Sorting PA

Introduction

The objective of this assignment is to explore various sorting algorithms.

Getting Started

First download and decompress one of the starter files:

Don't forget to download the appropriate Makefile for your platform from Piazza or the course website.

You will probably want to copy and paste your lab solutions. If you completed the lab and wrote the comparisons using the cmp function, you shouldn't need to modify your code much for this PA.

New Data Type

If you look in the distribution files, you will see that we have changed the list data types in sort.h. Instead of simple integers, they are now compound employee records consisting of an ID number and a salary:

/*
 * Employee info struct
 */
typedef struct {
    int id;
    int salary;
} employee_t;

/*
 * Generic data type.
 */
typedef employee_t* data_t;

Note that data_t is now a pointer to a struct rather than a data item. This means that the arrays that you will be sorting will be arrays of pointers, or referential arrays. This allows you to sort an array of employee information without actually moving the employee data around; you'll simply be moving around pointers to the data.

This allows us to test whether your sorting routines are stable: if we sort based on salary, we can check the ID numbers to see whether the sorting routine re-ordered employees with identical salaries.

The change in data_t, however, doesn't have much impact on your sorting routines as long as you used the cmp function in the lab, which handled the task of comparing two elements.

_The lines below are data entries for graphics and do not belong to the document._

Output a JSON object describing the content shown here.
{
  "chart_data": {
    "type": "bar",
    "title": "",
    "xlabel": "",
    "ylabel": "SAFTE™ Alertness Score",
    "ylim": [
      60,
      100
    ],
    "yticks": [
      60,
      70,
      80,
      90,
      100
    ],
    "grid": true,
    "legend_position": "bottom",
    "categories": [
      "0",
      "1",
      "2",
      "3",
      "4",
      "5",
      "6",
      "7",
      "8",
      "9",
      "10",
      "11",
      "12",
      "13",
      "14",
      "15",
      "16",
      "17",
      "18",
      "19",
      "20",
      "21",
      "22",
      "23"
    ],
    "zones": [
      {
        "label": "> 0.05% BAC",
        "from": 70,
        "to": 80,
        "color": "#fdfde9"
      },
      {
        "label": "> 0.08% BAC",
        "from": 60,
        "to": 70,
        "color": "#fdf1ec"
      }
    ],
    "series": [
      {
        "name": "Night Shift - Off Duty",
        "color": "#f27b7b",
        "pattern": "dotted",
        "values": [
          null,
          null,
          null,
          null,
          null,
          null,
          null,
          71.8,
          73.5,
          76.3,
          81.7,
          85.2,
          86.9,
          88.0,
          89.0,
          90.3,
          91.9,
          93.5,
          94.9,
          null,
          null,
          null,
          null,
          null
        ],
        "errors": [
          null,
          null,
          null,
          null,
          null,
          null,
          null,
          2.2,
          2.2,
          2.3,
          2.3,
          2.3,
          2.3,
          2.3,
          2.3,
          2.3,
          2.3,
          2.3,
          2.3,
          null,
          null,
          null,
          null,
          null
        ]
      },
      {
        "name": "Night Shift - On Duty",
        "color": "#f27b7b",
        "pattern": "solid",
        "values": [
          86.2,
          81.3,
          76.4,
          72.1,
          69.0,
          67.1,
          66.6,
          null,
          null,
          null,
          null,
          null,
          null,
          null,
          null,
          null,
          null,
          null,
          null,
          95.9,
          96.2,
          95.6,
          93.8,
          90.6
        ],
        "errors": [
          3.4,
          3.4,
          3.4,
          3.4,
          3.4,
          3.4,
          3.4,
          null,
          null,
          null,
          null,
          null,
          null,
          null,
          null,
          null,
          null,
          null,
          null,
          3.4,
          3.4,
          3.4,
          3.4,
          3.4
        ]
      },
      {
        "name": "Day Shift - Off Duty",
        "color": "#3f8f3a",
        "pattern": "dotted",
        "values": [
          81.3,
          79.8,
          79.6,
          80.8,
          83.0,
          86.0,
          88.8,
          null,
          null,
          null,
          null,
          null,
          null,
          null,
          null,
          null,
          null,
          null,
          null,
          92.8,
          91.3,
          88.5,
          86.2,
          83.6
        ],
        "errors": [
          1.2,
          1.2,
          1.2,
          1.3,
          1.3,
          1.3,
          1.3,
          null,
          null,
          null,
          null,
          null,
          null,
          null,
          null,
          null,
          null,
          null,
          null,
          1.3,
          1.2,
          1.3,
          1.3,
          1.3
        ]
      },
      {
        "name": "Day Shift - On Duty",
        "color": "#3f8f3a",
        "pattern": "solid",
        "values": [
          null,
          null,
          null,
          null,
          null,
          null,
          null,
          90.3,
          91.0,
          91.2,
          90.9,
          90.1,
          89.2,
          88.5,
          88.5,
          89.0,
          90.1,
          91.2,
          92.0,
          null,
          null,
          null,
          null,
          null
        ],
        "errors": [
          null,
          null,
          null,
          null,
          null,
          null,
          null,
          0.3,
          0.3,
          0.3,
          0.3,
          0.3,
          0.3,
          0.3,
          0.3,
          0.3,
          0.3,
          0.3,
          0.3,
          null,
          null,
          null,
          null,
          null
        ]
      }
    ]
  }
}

In this PA, we will primarily be concerned with sorting employee records by salary in ascending order. This necessitates a new cmp function, provided in sort.c:

int cmp(data_t a, data_t b)
{
    return (a->salary) - (b->salary);
}

This cmp function works the same way as the one from the lab, but now it does the comparison based on a the salary field of an employee record.

Part 1: Finish ALL the sorts!

Complete your implementations of all of the required algorithms as specified in the sorting lab. Here are some notes on our expectations of your implementations:

  • Bubble Sort - Your implementation should short-circuit whenever the remainder of the list is sorted. However, the short-circuit check should not involve significant additional computation! In other words, the check should run in O(1) time at each top-level iteration. This sort should be stable.

  • Selection Sort - The running time of your implementation should not depend at all upon whether the list is already sorted.

  • Insertion Sort - Your implementation should be significantly faster on nearly-sorted lists than on randomly-shuffled lists. In other words, each insertion step should stop once the new item has been placed in the correct location. This sort should be stable.

  • Merge Sort - Your implementation should be stable and should have O(n log n) worst-case running time. It should allocate new arrays at every level of recursion.

  • Quick Sort - Your implementation should be in-place and should have O(n log n) expected running time. It should choose a random element from the list to use as the pivot value.

Part 2: Improve the Sorts

Write three new sorting routines that are variants of existing sorts:

  • Binary Insertion Sort - Implement a variant of insertion sort that uses a binary search to find the location for each new element. For most inputs, this should be faster than your original insertion sort implementation because it performs fewer comparisons. This sort should be stable.

  • Swapping Merge Sort - Implement a variant of merge sort that only uses n extra space by swapping back and forth between the original array and a work array while merging. You will probably need to create a recursive helper function for this implementation. For most inputs, this should be faster than your original merge sort implementation because it allocates less space. This sort should be stable.

  • Midpoint Quick Sort - Implement a simple variant of quicksort that uses the middle element as the pivot instead of a randomly-selected element. For most inputs, this should be marginally faster than your original quick sort implementation because it avoids the overhead of the rand() function calls.

You should implement all of the sorts in this PA (including both Part 1 and Part 2) from scratch. In other words, you should not use the built-in qsort routine from the C standard library, nor should you simply copy/paste code from a website. You are welcome to use any references you'd like to help you develop your solution, though. If you do use a reference, please cite it in a comment.

In addition, none of your sorting routines should leak any memory. To verify this, it is sufficient to run valgrind on the main program.

You may add your own sorting routines to this PA framework just like you could for the sorting lab (see the last section for instructions), but you should make sure that none of the required sorts depend on your new sorting routines. We will not ask you to submit your main.c.

Final Submission

DUE DATE: Friday, November 13, 2015 at 23:59 EDT (11:59pm)

Submit ONLY your completed sort.c file on Canvas using the appropriate assignment submission. Make sure the file contains a comment field at the top with your name and a statement of compliance with the JMU honor code.

Please check your code carefully and make sure that it complies with the project specification. In addition, make sure that your code adheres to general good coding style guidelines. Fix any spelling mistakes, incorrect code formatting, and inconsistent whitespace before submitting. Make sure you include any appropriate documentation.